Japanese Exchanges React to Revised Crypto Laws Now in Effect

Atsushi Kuwabara from Japan-based exchange bitbank spoke to Cointelegraph regarding the new regulatory changes to the country’s crypto laws.

Japanese cryptocurrency exchange bitbank has begun implementing changes to make it compliant with the country’s revised Payment Services Act (PSA), effective May 1.

Atsushi Kuwabara from bitbank spoke to Cointelegraph on how local exchanges and regulatory bodies would be responding to modifications of cryptocurrency-related laws first proposed by the Japanese House of Representatives in 2019. 

Crypto by any other name

Under the modifications to the PSA, all references to “virtual currency” must be replaced with the term “crypto asset”. 

Cointelegraph has reported that the country’s self-regulatory group, the Japan Virtual Currency Exchange Agency (JVCEA), has changed its name to the Japan Crypto Asset Exchange Agency, though it will still be referred to as the JVCEA. Kuwabara said bitbank will modify its website and all publications to reflect these changes.
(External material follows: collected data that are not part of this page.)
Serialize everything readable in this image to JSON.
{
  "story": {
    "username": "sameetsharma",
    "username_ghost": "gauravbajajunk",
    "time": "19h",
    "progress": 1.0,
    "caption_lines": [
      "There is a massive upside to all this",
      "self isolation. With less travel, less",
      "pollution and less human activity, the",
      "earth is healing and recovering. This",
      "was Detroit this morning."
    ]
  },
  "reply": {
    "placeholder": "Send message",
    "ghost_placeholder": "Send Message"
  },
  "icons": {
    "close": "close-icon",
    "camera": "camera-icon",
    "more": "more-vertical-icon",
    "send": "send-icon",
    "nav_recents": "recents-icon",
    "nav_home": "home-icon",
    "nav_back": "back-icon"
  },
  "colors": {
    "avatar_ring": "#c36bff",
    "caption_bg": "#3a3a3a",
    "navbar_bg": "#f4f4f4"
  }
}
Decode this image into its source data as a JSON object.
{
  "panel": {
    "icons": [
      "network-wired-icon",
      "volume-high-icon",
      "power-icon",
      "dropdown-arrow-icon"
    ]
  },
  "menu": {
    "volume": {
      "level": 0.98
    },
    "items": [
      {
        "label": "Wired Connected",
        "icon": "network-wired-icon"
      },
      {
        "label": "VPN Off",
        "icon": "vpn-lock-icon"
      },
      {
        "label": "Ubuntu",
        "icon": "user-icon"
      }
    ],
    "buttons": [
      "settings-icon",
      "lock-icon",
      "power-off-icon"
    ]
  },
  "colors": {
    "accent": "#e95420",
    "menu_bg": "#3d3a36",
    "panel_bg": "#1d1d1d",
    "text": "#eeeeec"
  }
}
Managing users’ money separately

From May 1, crypto exchanges operating in Japan have to manage their users’ money separately from their own cash flows. This means finding a third-party operator to keep hold of the users’ money in a trust bank or separate bank account held by the exchange. 

However, the Japanese Cabinet Ordinance updated these restrictions in April, requiring, among other things, that users’ money be entrusted. In response to such impending regulations, crypto exchange BitMEX closed their Japan services on April 28.

How assets are held

According to the PSA guidelines, exchanges now have to use “reliable methods” to manage users’ money. The regulations cite cold wallets, but mention that hot wallets can be used as long as they hold “the same kind and the same quantities of crypto assets” as the users’ crypto assets. This would enable any exchange to reimburse users if the funds are stolen. 

Right of return

Other methods of reimbursement proposed by the PSA may have been in response to the infamous hack of Japanese exchange Mt. Gox, which still has some crypto holders waiting for their money. 

Under the new PSA, Japanese Cabinet Ordinance and financial watchdog Financial Services Agency (FSA) guidelines, any user who sends crypto assets to an exchange has a “prioritized right of return” for any assets. 

If an exchange were to go bankrupt — as was the case with Mt. Gox — the user will be able to receive compensation in preference to other creditors.